Ray Hudson
Ray Hudson
Ray Hudson

Many of the phrases we use in everyday conversation come to us from media or other people. It seems to fit the occasion so we repeat what we’ve heard. More than ever before I hear people misusing words and phrases without being aware of their mistake. In some cases I think it’s because many among us don’t have English as a first language and can’t necessarily make sense of a word or phrase and substitute something that makes sense. So let’s review a few of these mis-speaks and offer the right phrase.

 Have you heard the phrase wreck havoc? The meaning of havoc is wide-spread destruction so to ‘wreck havoc’ would be to disrupt the havoc. The correct phrase is to wreak (pronounce reek) havoc. Wreak is a word that is seldom used except in this context. It means to cause, so now it makes sense, wreak havoc means to cause wide-spread destruction.

Tongue-and-cheek is a phrase meaning to say something flippant, something untrue to make a joke or fool someone. In this case most people do know what it means, but the correct phrase is tongue-in-cheek, not speaking with a straight tongue, like crossing one’s fingers when telling an untruth.

Do you know someone who has you at their beckon call? The intended meaning is to have you respond right away whenever they call. The definition of beck is; a gesture used to signal, summon, or direct someone. The correct phrase is beck and call.

For all intensive purposes. Here’s a phrase that has evolved because of the way the correct phrase sounds: for all intents and purposes. Intensive means concentrated on a single subject or activity (intensive study, intensive care, intense emotions). The word intents means; aim, purpose, objective. The phrase means ‘in all important respects’.

A phrase that means, I’m giving you a break, some slack, often comes out as “I am giving you leadway.” The literal meaning is: I’m offering you an easier way. But the correct word is leeway, room for free movement within limits; “I’m giving you leeway.” To be in the lee (protected from weather) of something like an island, a ship or a building is to be in the protected space because of the bulk of the object (island, ship, building) making activity easier.

 It’s a doggy-dog world!  More like a doggy-do world. This phrase is an approximation of the correct phrase which is “dog-eat-dog” world. This refers to a state of high competition where the weaker members are eaten by the stronger. Chew that one over for a while.

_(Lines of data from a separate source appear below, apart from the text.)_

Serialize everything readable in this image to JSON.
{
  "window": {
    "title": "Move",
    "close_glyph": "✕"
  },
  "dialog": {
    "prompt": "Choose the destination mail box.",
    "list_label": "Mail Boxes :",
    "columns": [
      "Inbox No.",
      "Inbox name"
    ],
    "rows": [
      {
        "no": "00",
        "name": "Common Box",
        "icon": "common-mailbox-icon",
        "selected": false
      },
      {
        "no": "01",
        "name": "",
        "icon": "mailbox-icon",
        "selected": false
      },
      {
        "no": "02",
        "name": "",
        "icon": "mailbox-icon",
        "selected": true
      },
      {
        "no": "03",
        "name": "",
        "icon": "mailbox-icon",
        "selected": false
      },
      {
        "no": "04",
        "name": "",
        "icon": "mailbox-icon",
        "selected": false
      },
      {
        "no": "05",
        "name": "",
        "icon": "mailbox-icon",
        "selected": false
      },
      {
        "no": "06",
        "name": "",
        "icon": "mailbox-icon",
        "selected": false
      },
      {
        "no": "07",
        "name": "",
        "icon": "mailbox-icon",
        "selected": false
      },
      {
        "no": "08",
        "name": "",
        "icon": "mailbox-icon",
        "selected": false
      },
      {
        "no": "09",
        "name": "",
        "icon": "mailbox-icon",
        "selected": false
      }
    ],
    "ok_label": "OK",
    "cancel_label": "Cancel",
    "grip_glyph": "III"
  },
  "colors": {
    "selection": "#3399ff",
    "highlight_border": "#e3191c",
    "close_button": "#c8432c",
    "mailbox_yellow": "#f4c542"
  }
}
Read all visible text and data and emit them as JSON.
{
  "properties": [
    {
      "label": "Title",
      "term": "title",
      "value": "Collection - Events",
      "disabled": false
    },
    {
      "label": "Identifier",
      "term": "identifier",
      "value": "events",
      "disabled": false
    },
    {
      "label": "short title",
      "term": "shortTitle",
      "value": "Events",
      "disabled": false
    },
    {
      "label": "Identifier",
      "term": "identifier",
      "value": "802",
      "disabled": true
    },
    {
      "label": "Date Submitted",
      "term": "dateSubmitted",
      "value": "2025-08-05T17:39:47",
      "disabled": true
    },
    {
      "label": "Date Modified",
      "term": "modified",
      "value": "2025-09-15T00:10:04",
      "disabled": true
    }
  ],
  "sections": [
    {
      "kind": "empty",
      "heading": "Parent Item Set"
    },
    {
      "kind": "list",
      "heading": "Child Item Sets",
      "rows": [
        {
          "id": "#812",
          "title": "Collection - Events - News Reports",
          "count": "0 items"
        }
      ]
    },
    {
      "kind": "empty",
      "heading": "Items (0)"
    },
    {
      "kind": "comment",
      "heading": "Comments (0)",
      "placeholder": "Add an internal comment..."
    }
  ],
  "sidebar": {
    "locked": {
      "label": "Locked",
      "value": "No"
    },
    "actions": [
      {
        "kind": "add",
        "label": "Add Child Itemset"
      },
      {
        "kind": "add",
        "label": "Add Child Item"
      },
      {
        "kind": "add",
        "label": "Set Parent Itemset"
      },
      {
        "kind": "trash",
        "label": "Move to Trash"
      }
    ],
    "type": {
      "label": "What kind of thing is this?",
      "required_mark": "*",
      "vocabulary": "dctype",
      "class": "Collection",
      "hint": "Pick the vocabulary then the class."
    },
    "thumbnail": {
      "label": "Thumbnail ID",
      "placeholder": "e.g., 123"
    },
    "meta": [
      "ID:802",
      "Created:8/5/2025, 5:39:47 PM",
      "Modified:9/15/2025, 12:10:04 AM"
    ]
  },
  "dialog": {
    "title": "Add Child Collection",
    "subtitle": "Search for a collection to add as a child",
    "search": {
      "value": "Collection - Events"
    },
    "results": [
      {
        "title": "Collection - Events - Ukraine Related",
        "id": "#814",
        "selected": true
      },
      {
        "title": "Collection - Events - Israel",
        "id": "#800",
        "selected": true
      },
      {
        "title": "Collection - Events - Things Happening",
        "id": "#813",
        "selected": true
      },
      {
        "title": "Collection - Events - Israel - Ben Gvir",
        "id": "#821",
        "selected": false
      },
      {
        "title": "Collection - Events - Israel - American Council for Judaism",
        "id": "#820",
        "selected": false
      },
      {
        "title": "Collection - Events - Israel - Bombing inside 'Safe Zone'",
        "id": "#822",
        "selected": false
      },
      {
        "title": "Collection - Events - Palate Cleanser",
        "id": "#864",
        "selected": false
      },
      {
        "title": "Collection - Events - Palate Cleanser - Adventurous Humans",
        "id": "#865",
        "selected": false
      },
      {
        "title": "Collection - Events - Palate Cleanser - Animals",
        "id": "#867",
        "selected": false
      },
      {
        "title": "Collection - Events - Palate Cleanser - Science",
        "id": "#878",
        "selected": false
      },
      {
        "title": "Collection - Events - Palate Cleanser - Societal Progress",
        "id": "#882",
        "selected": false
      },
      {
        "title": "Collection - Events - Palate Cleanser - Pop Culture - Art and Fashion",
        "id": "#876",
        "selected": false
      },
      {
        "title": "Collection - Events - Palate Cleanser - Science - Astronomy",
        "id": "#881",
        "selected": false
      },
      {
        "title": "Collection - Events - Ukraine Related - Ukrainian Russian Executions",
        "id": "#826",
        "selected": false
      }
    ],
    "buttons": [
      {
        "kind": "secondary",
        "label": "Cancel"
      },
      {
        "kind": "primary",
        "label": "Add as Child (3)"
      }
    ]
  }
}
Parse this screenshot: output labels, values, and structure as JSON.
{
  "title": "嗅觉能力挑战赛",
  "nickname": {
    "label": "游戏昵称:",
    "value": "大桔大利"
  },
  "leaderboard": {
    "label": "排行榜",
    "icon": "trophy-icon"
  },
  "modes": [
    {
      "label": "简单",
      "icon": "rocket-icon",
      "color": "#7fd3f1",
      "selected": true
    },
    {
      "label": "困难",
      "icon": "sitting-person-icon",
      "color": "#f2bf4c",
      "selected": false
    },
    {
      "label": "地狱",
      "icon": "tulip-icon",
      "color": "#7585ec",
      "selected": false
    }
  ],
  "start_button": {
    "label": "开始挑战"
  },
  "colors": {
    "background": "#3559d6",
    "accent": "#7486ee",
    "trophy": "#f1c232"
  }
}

Some misunderstood idioms can become quite amusing:  Nip it in the butt is a case in point.
The correct phrase is “nip it in the bud” to stop something before it becomes bigger, harder to manage. When pruning a tree, (nip) cut off the bud before it becomes a branch.

Here are a few more samples:

Hanging on tender hooks – wrong – the correct phrase is hanging on tenterhooks (hooks used to fasten cloth on a drying frame or tenter). It means being in a state of uncomfortable suspense.
Please don’t take me for granite. Don’t take me for granted either.

There is no statue of limitations. I wonder what it would look like? The correct phrase is statute of limitations (statute being a law)

Looking for an “escape goat.” There shouldn’t be any goats escaping here, it should be “a scape goat” which is a person or animal which takes on the sins of others, or is unfairly blamed for problems. The concept originally comes from the Bible, in which a goat is designated to be cast into the desert with the sins of the community.

And if you think that’s the lot, you’ve got another thing coming!

One of the most common misquoted sayings. The correct (but incomplete) phrase is; “you’ve got another think coming” meaning “think again.” It really only makes sense if you recite the whole phrase: “if that’s what you think, you’ve got another think coming.”

And if you think I’m going to keep going…… you’ve got another think coming!